The buildings are low to the ground, horseshoe-shaped and their walls are dotted with beautiful colored glass. They have no shortage of windows. Around and inside the buildings are plants, both aesthetically pleasing and food-producing. The glass in the walls lets colored light shine through in a beautiful mimic of famous chapels and worship spaces. But these constructions are entirely new and serve a much different purpose.
According to the Earthship Biotecture website, an earthship is “a type of passive solar house that is made of both natural and upcycled materials...earthships can be completely off-grid or partially off-grid.” On top of that, “since it is also a passive solar house, it is also very tight and interacts only with the sun and the earth for heating and cooling, providing stable comfort year round in any climate.”
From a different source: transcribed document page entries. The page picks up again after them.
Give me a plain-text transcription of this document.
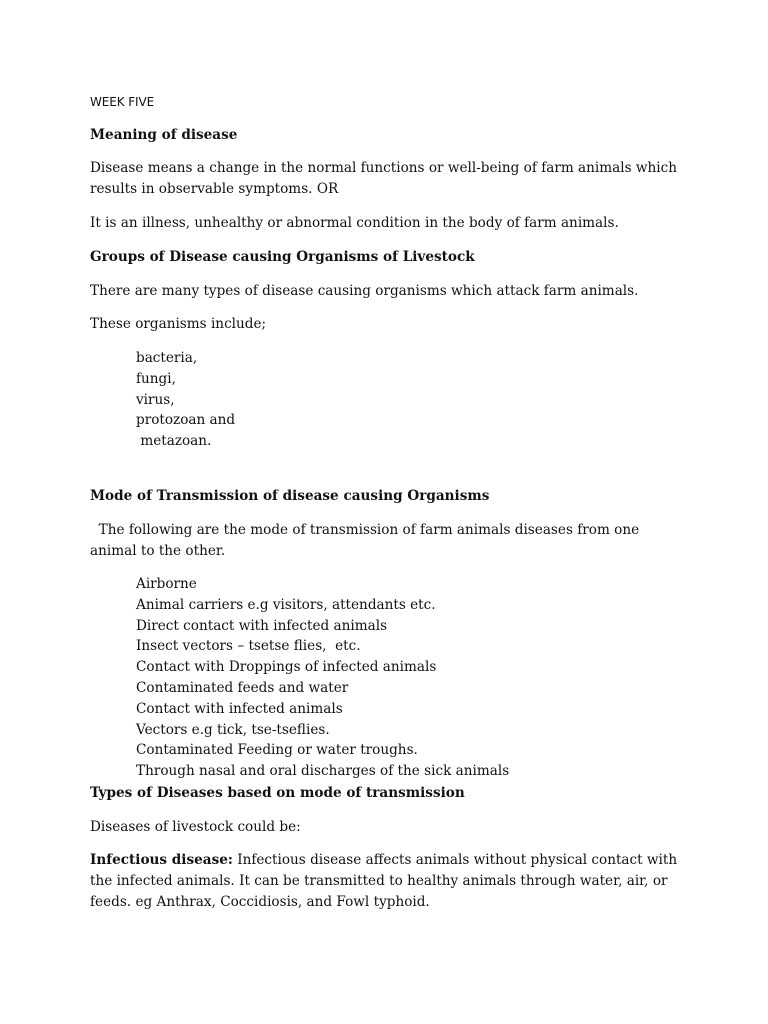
WEEK FIVE
Meaning of disease
Disease means a change in the normal functions or well-being of farm animals which results in observable symptoms. OR
It is an illness, unhealthy or abnormal condition in the body of farm animals.
Groups of Disease causing Organisms of Livestock
There are many types of disease causing organisms which attack farm animals.
These organisms include;
bacteria,
fungi,
virus,
protozoan and
metazoan.
Mode of Transmission of disease causing Organisms
The following are the mode of transmission of farm animals diseases from one animal to the other.
Airborne
Animal carriers e.g visitors, attendants etc.
Direct contact with infected animals
Insect vectors – tsetse flies,  etc.
Contact with Droppings of infected animals
Contaminated feeds and water
Contact with infected animals
Vectors e.g tick, tse-tseflies.
Contaminated Feeding or water troughs.
Through nasal and oral discharges of the sick animals
Types of Diseases based on mode of transmission
Diseases of livestock could be:
Infectious disease: Infectious disease affects animals without physical contact with the infected animals. It can be transmitted to healthy animals through water, air, or feeds. eg Anthrax, Coccidiosis, and Fowl typhoid.
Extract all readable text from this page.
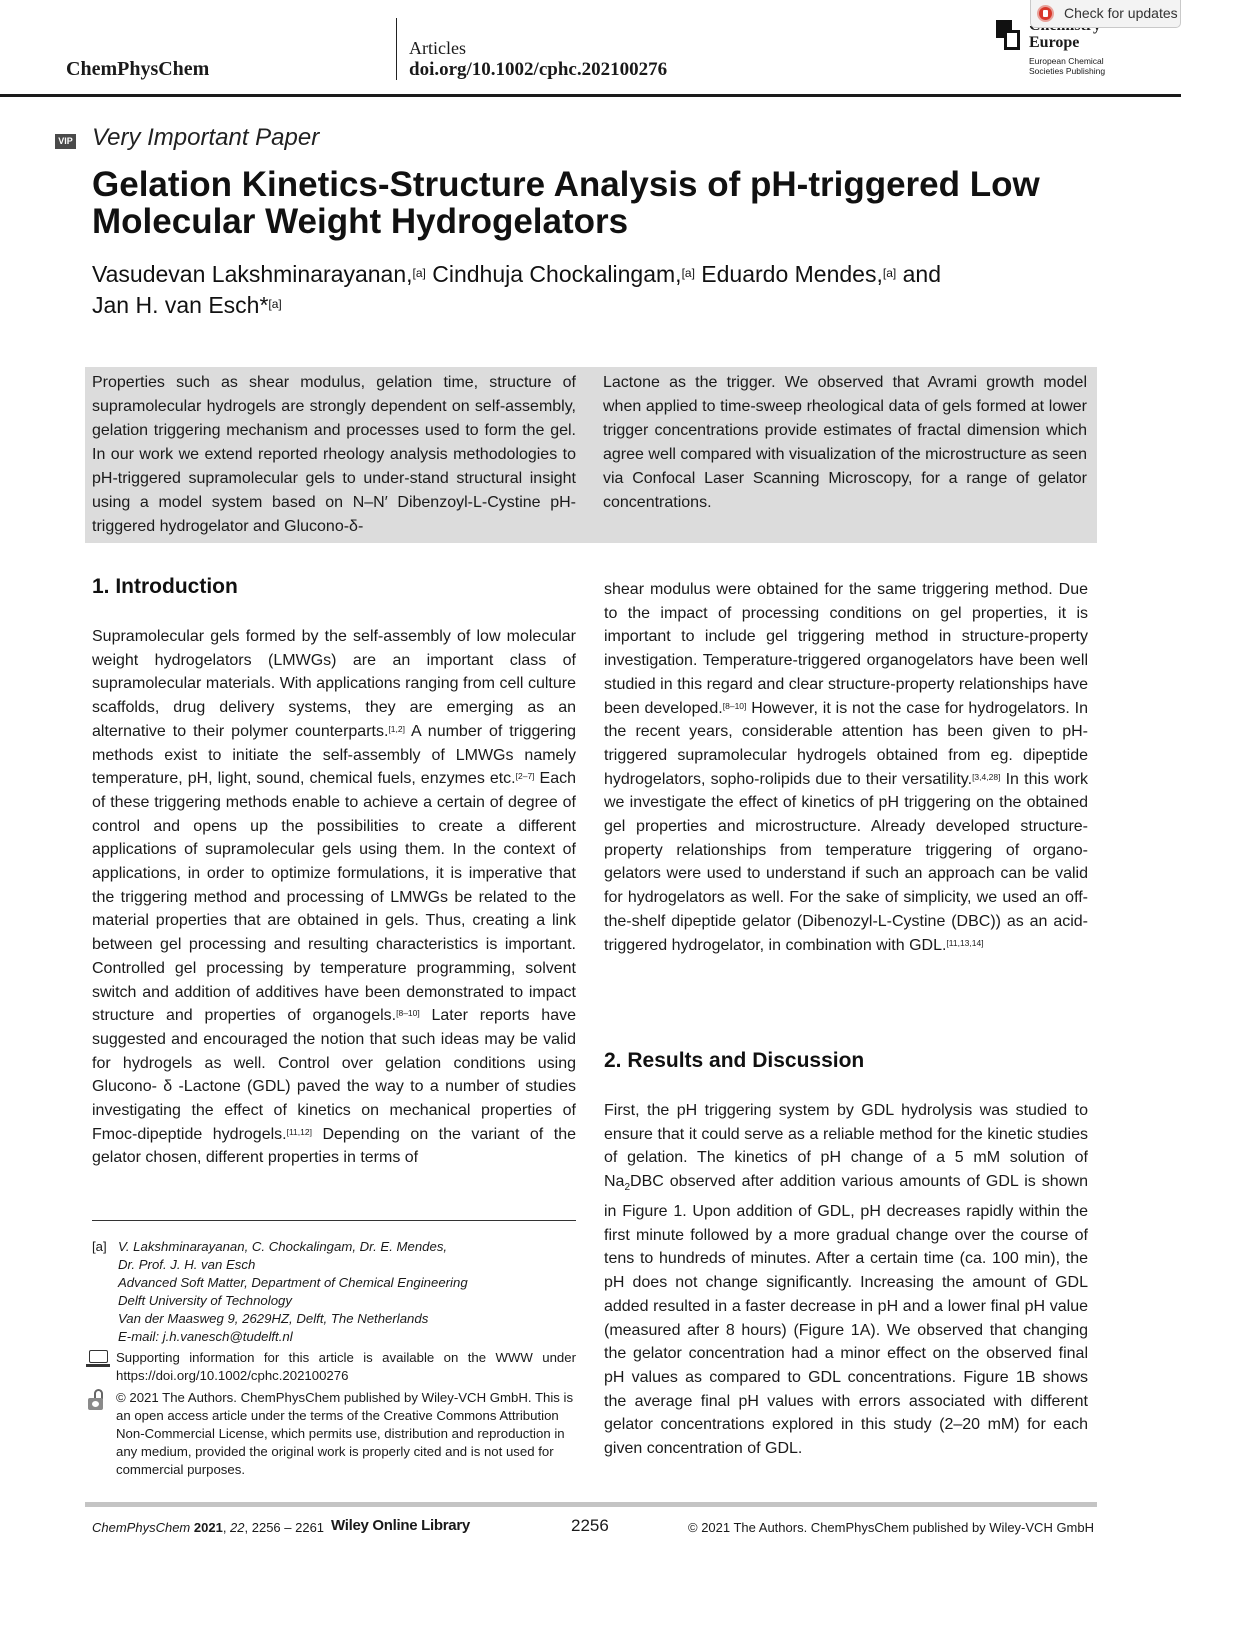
ChemPhysChem
Articles
doi.org/10.1002/cphc.202100276
Europe
European Chemical Societies Publishing
Check for updates
VIP Very Important Paper
Gelation Kinetics-Structure Analysis of pH-triggered Low Molecular Weight Hydrogelators
Vasudevan Lakshminarayanan,[a] Cindhuja Chockalingam,[a] Eduardo Mendes,[a] and
Jan H. van Esch*[a]
Properties such as shear modulus, gelation time, structure of supramolecular hydrogels are strongly dependent on self-assembly, gelation triggering mechanism and processes used to form the gel. In our work we extend reported rheology analysis methodologies to pH-triggered supramolecular gels to under-stand structural insight using a model system based on N–N′ Dibenzoyl-L-Cystine pH-triggered hydrogelator and Glucono-δ-
Lactone as the trigger. We observed that Avrami growth model when applied to time-sweep rheological data of gels formed at lower trigger concentrations provide estimates of fractal dimension which agree well compared with visualization of the microstructure as seen via Confocal Laser Scanning Microscopy, for a range of gelator concentrations.
1. Introduction
Supramolecular gels formed by the self-assembly of low molecular weight hydrogelators (LMWGs) are an important class of supramolecular materials. With applications ranging from cell culture scaffolds, drug delivery systems, they are emerging as an alternative to their polymer counterparts.[1,2] A number of triggering methods exist to initiate the self-assembly of LMWGs namely temperature, pH, light, sound, chemical fuels, enzymes etc.[2–7] Each of these triggering methods enable to achieve a certain of degree of control and opens up the possibilities to create a different applications of supramolecular gels using them. In the context of applications, in order to optimize formulations, it is imperative that the triggering method and processing of LMWGs be related to the material properties that are obtained in gels. Thus, creating a link between gel processing and resulting characteristics is important. Controlled gel processing by temperature programming, solvent switch and addition of additives have been demonstrated to impact structure and properties of organogels.[8–10] Later reports have suggested and encouraged the notion that such ideas may be valid for hydrogels as well. Control over gelation conditions using Glucono- δ -Lactone (GDL) paved the way to a number of studies investigating the effect of kinetics on mechanical properties of Fmoc-dipeptide hydrogels.[11,12] Depending on the variant of the gelator chosen, different properties in terms of
shear modulus were obtained for the same triggering method. Due to the impact of processing conditions on gel properties, it is important to include gel triggering method in structure-property investigation. Temperature-triggered organogelators have been well studied in this regard and clear structure-property relationships have been developed.[8–10] However, it is not the case for hydrogelators. In the recent years, considerable attention has been given to pH-triggered supramolecular hydrogels obtained from eg. dipeptide hydrogelators, sopho-rolipids due to their versatility.[3,4,28] In this work we investigate the effect of kinetics of pH triggering on the obtained gel properties and microstructure. Already developed structure-property relationships from temperature triggering of organo-gelators were used to understand if such an approach can be valid for hydrogelators as well. For the sake of simplicity, we used an off-the-shelf dipeptide gelator (Dibenozyl-L-Cystine (DBC)) as an acid-triggered hydrogelator, in combination with GDL.[11,13,14]
2. Results and Discussion
First, the pH triggering system by GDL hydrolysis was studied to ensure that it could serve as a reliable method for the kinetic studies of gelation. The kinetics of pH change of a 5 mM solution of $Na_2DBC$ observed after addition various amounts of GDL is shown in Figure 1. Upon addition of GDL, pH decreases rapidly within the first minute followed by a more gradual change over the course of tens to hundreds of minutes. After a certain time (ca. 100 min), the pH does not change significantly. Increasing the amount of GDL added resulted in a faster decrease in pH and a lower final pH value (measured after 8 hours) (Figure 1A). We observed that changing the gelator concentration had a minor effect on the observed final pH values as compared to GDL concentrations. Figure 1B shows the average final pH values with errors associated with different gelator concentrations explored in this study (2–20 mM) for each given concentration of GDL.
[a] V. Lakshminarayanan, C. Chockalingam, Dr. E. Mendes,
Dr. Prof. J. H. van Esch
Advanced Soft Matter, Department of Chemical Engineering
Delft University of Technology
Van der Maasweg 9, 2629HZ, Delft, The Netherlands
E-mail: j.h.vanesch@tudelft.nl
Supporting information for this article is available on the WWW under https://doi.org/10.1002/cphc.202100276
© 2021 The Authors. ChemPhysChem published by Wiley-VCH GmbH. This is an open access article under the terms of the Creative Commons Attribution Non-Commercial License, which permits use, distribution and reproduction in any medium, provided the original work is properly cited and is not used for commercial purposes.
ChemPhysChem 2021, 22, 2256 – 2261 Wiley Online Library	2256	© 2021 The Authors. ChemPhysChem published by Wiley-VCH GmbH
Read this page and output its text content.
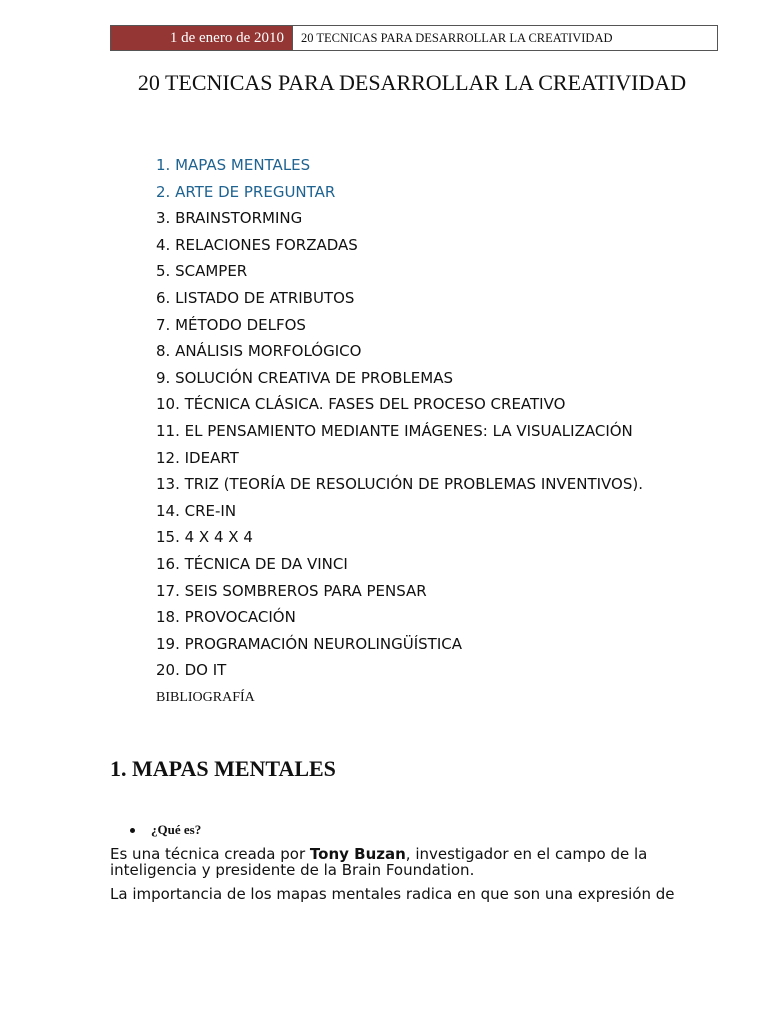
1 de enero de 2010	20 TECNICAS PARA DESARROLLAR LA CREATIVIDAD
20 TECNICAS PARA DESARROLLAR LA CREATIVIDAD
1. MAPAS MENTALES
2. ARTE DE PREGUNTAR
3. BRAINSTORMING
4. RELACIONES FORZADAS
5. SCAMPER
6. LISTADO DE ATRIBUTOS
7. MÉTODO DELFOS
8. ANÁLISIS MORFOLÓGICO
9. SOLUCIÓN CREATIVA DE PROBLEMAS
10. TÉCNICA CLÁSICA. FASES DEL PROCESO CREATIVO
11. EL PENSAMIENTO MEDIANTE IMÁGENES: LA VISUALIZACIÓN
12. IDEART
13. TRIZ (TEORÍA DE RESOLUCIÓN DE PROBLEMAS INVENTIVOS).
14. CRE-IN
15. 4 X 4 X 4
16. TÉCNICA DE DA VINCI
17. SEIS SOMBREROS PARA PENSAR
18. PROVOCACIÓN
19. PROGRAMACIÓN NEUROLINGÜÍSTICA
20. DO IT
BIBLIOGRAFÍA
1. MAPAS MENTALES
¿Qué es?
Es una técnica creada por Tony Buzan, investigador en el campo de la inteligencia y presidente de la Brain Foundation.
La importancia de los mapas mentales radica en que son una expresión de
Additionally, earthships provide their own electricity through photovoltaics (converting light into electricity) and wind power. They contain and treat their own waste water. They catch water and can even act as interior greenhouses to grow food, treating the water at the same time. In short, a highly sustainable and zero waste shelter and way of life.
50 years strong
Michael Reynolds created the earthship movement in the 1970s when he was fresh out of college and wanted to create a new type of architecture that was sustainable, off-the-grid and required little skill to construct.
The first ever earthship is now affectionately known as “The Hobbit House.” The Hobbit House is small, containing just one room in a studio format that includes a bed, couch and kitchen. The bathroom is located in a semi-private walkway behind the house, attached to the garden. It is even available to rent as an Airbnb.
The hub of the earthship world is Taos, New Mexico. In the greater world earthship community, there are currently about 60 homes located on 640 acres of land 10 minutes west of Taos. According to the Earthship Biotecture Website, the annual cost for those living there is just $150 for road maintenance and community features and property taxes for the land the members own. That’s it. No water bills, electricity bills, gas bills, mortgage - those who live there only need to pay for necessities like whatever food they cannot grow, clothes and personal hygiene products.
According to a 2020 article by Insider, those in the earthship community were also - as a result of their off-the-grid way of life - basically unaffected by the coronavirus pandemic. That’s right. The global pandemic that changed all of our lives so completely simply did not interfere with the earthship way of life.
Mark Fleischhaker, who lives in an earthship called the Darfield Earthship in Canada, was interviewed by Insider: "For me, it's kind of felt like business as usual because this is how I've always been living," he said.
According to Insider, the amount of people interested in the earthship community has grown exponentially over the pandemic. As people have observed modern society collapse, they have become increasingly interested in a way of life that does not depend on this infrastructure at all. Reynolds has seen all-time-highs of participants for his earthship-building classes.
Although earthships have presented so many benefits, there’s one reason why they won’t become widely adopted: most people don’t want to live off-the-grid. We like our cities, we like our communities and we like being within driving distance of stores and restaurants and friends.
But that doesn’t mean that we can’t learn from earthships and integrate some of the things that they do into modern architecture. If every building had its own heating and cooling technology, made its own energy and grew its own food from water that would otherwise be wasted, businesses would save money and the earth would be a better place.